FOR YOUR CONSIDERATION

  • BUYERS WANT CASH FLOW

    Recasting financial statements will help you provide a potential buyer with a better view of cash flow.  Cash flow is not the same as profit.  All potential buyers will want to see the income tax returns, profit and loss statement, owner compensations, etc.

  • LOOKS CAN MAKE A DIFFERENCE

    Just as you will need to do all that you can do to show a well organized, profitable business, you also will need to make sure that your facility is as aesthetically attractive as possible.  Anything that you do to increase sales, increases profits and adds to that important cash flow that buyers seek.

  • ADD VALUE TO YOUR BUSINESS

    Don’t overlook the impact of a loyal customer lists, proprietary products, well-maintained equipment, special computer software programs, unique services or products and good employees will make when considering the value of your business.

  • ELIMINATE SURPRISE

    If your business has any flaws, be open about them.  Do not allow legal, environmental or any other undisclosed problem to kell the deal.  You need to resolve any problem before you market your business for sale.

  • ALWAYS SEEK PROFESSIONAL ADVICE

    The R. A. Kent Company, LL. Professionals are experienced, credentialed, and knowledgeable in helping buyers and sellers achieve their goals.  Call us today.

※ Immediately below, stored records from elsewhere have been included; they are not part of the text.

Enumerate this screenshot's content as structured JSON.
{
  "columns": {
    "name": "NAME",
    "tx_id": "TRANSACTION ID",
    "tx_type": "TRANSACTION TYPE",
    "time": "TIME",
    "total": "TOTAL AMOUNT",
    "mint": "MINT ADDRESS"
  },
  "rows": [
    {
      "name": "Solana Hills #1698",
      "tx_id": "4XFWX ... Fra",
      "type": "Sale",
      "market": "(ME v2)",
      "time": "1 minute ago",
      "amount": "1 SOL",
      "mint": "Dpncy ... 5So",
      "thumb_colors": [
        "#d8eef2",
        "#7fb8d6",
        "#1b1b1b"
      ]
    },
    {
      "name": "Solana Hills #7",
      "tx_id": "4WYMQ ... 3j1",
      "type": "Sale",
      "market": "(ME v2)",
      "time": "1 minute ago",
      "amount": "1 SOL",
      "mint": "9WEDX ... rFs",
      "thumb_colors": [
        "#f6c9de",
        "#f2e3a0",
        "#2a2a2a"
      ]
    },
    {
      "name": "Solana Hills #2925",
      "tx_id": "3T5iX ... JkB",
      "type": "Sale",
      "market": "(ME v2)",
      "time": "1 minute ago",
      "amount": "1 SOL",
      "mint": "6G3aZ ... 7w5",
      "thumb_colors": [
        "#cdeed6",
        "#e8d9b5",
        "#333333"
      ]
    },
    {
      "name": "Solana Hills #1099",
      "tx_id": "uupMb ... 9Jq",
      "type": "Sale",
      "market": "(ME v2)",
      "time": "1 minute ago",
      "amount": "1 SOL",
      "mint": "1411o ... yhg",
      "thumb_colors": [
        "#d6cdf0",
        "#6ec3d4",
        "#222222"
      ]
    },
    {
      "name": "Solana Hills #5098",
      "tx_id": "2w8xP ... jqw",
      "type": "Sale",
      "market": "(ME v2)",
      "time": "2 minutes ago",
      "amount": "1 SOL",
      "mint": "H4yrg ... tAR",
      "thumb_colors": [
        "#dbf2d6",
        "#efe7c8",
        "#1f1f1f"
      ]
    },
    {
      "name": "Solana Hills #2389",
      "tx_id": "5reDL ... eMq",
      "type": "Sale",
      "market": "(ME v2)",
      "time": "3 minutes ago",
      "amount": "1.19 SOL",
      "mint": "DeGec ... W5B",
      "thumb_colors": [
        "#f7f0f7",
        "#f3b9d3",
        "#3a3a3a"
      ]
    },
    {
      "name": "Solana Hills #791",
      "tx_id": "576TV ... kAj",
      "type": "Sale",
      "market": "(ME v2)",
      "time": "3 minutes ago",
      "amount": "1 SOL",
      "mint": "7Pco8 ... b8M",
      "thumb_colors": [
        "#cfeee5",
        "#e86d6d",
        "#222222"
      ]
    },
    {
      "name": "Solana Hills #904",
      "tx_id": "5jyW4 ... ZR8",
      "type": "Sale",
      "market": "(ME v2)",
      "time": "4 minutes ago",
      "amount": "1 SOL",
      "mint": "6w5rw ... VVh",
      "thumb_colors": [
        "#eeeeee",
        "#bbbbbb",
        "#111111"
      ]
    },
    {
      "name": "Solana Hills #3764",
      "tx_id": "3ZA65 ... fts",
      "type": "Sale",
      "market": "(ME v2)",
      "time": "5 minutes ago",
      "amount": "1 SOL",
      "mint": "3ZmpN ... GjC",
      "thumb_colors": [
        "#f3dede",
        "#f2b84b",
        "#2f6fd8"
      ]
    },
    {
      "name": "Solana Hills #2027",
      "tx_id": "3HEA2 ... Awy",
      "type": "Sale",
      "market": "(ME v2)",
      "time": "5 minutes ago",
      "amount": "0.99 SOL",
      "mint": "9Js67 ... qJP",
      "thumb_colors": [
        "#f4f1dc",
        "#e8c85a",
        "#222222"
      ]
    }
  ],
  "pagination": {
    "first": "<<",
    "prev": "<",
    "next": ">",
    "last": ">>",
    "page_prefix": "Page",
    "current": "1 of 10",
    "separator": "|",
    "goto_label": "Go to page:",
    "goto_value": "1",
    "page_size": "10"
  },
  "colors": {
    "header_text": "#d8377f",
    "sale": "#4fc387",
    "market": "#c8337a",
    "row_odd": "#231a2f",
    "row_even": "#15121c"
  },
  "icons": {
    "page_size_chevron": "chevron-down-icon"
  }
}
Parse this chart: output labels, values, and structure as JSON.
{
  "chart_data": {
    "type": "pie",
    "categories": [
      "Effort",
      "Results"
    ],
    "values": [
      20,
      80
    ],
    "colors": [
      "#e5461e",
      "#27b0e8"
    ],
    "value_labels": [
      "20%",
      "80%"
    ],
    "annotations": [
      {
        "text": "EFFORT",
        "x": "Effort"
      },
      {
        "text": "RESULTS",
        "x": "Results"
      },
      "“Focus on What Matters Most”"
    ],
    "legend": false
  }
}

TEN STEPS FOR A SUCCESSFUL SALE

  1. Your reason(s) for selling your business and your future goals need to be clear and well thought out before you try to market your business.  A prospective buyer will want to know why you are selling and may be curious about what you intend to do after the sale.
  2. A poor economic climate and/or a peronal emotional dilemma can cause you to accept a deal that is not in best interest for you or for a buyer.  It is important to market your business for sale at a time when you are not under pressure to sell.
  3. As soon as you have a firm objective to sell, gather key information to facilitate the marketing and divestiture process:
    • Three years of profit and loss statements.
    • Three years of Federal income tax returns for the business.
    • A complete list of business assets (fixtures and equipment).
    • All lease agreements and related documentation (property and equipment).
    • List of loan amounts and payment schedules.
    • Copy of franchise agreement (if applicable).
    • Total worth of the assets.
    • Names of outside advisors (accountant, attorney etc.).
  4. When you decide to engage a professional to help guide you through the process of marketing and selling your business, you agree to become part of a team effort to make it happen.
  5. Confidentiality will ebe emphasized by the professional as he works on your behalf to find a buyer just as you will maintain confidentiality about a pending Sale as you go about your day-to-day business operations.
  6. It is very important that you look at your business as if you are a potential buyer.  What do you see?  This may help you determine what you need to work on or what you can do to improve a first impression.
  7. As you navigate through the process of divestiture, keep the following in your focus:
    • Keep normal operating hours.
    • Keep your facility and your equipment in top condition.
    • Remove any superfluous items or items not included in the sale.
    • Spruce up the exterior and the interior of your property.
  8. Engage a seasoned professional for the best possible results.  To parphrase David Gumpert, former Harvard Business Review associate editor, experienced lawyers know the necessity for some risk in negotiations, whereas inexperienced professionals are often reluctant to advise their clients to take any risk.
  9. Flexibility and patience will pay off in the long run in getting the best deal.  The right buyer may be better than a higher price.  You have probably spent years building your business and yoiu certainly will want it to continue to be successful.
  10. A successful deal is created when the transaction represents a win-win where all parties walk away happy.